Rechtspraak
DHL St. Maarten/werkneemster
Werkneemster is sinds 1988 in dienst van DHL. Bij beschikking van 4 maart 2009 heeft het Gerecht in Eerste Aanleg van de Nederlandse Antillen de tussen partijen bestaande arbeidsovereenkomst met ingang van die datum ontbonden en aan werkneemster ten laste van DHL een vergoeding toegekend van Nafl. 32.289,20 bruto. Werkneemster was door de griffier van het GEA bij brief en vervolgens bij deurwaardersexploot voor de behandeling van de zaak opgeroepen. Daarbij is als adres van werkneemster gehanteerd het adres waar zij volgens de bevolkingsadministratie van Sint Maarten was ingeschreven. Dit bleek achteraf door een administratieve fout, niet meer het juiste adres te zijn (adreswijziging was niet doorgevoerd). Werkneemster heeft geen verweerschrift ingediend en is niet verschenen ter zitting. Nadat werkneemster op 30 maart 2009 op de hoogte was gekomen van deze beschikking, heeft zij op 23 april 2009 hoger beroep daartegen ingesteld bij het Gemeenschappelijk hof van Justitie van de Nederlandse Antillen en Aruba. Zij heeft daarbij aangevoerd dat het GEA het beginsel van hoor en wederhoor heeft geschonden en dat daarom grond bestaat tot doorbreking van het rechtsmiddelenverbod van artikel 7A:1615w BWNA. Bij beschikking van 18 december 2009 heeft het Gemeenschappelijk hof de beschikking van het GEA vernietigd en partijen in kennis gesteld van het voornemen om de arbeidsovereenkomst tussen partijen met ingang van 1 februari 2010 te ontbinden, onder toekenning aan werkneemster ten laste van DHL van een vergoeding van Nafl. 200.585,66, te verminderen met de haar eventueel krachtens de Cessantia-Landsverordening toekomende uitkering. Tegen deze beschikking keert DHL zich in cassatie.
De Hoge Raad oordeelt als volgt.

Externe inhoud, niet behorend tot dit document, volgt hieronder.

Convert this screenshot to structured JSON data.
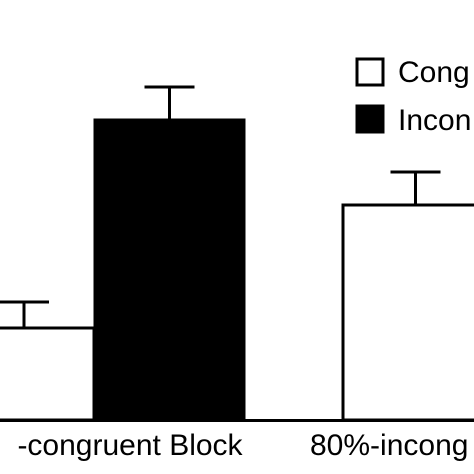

Het middel stelt in de kern de vraag aan de orde of in het geval dat de werkneemster volgens de daartoe geldende wettelijke voorschriften is opgeroepen op een adres dat weliswaar als haar adres is vermeld in de bevolkingsadministratie maar welke vermelding als gevolg van een administratieve fout van de betrokken overheidsinstantie onjuist is, zodat de oproeping de werkneemster wegens een niet aan haar toe te rekenen omstandigheid niet heeft bereikt, de werkneemster nochtans geacht kan worden behoorlijk te zijn opgeroepen. Die vraag moet ontkennend worden beantwoord. Indien als gevolg daarvan de werkneemster niet is verschenen en de rechter de zaak heeft behandeld en beslist, is dan ook het beginsel van hoor en wederhoor geschonden.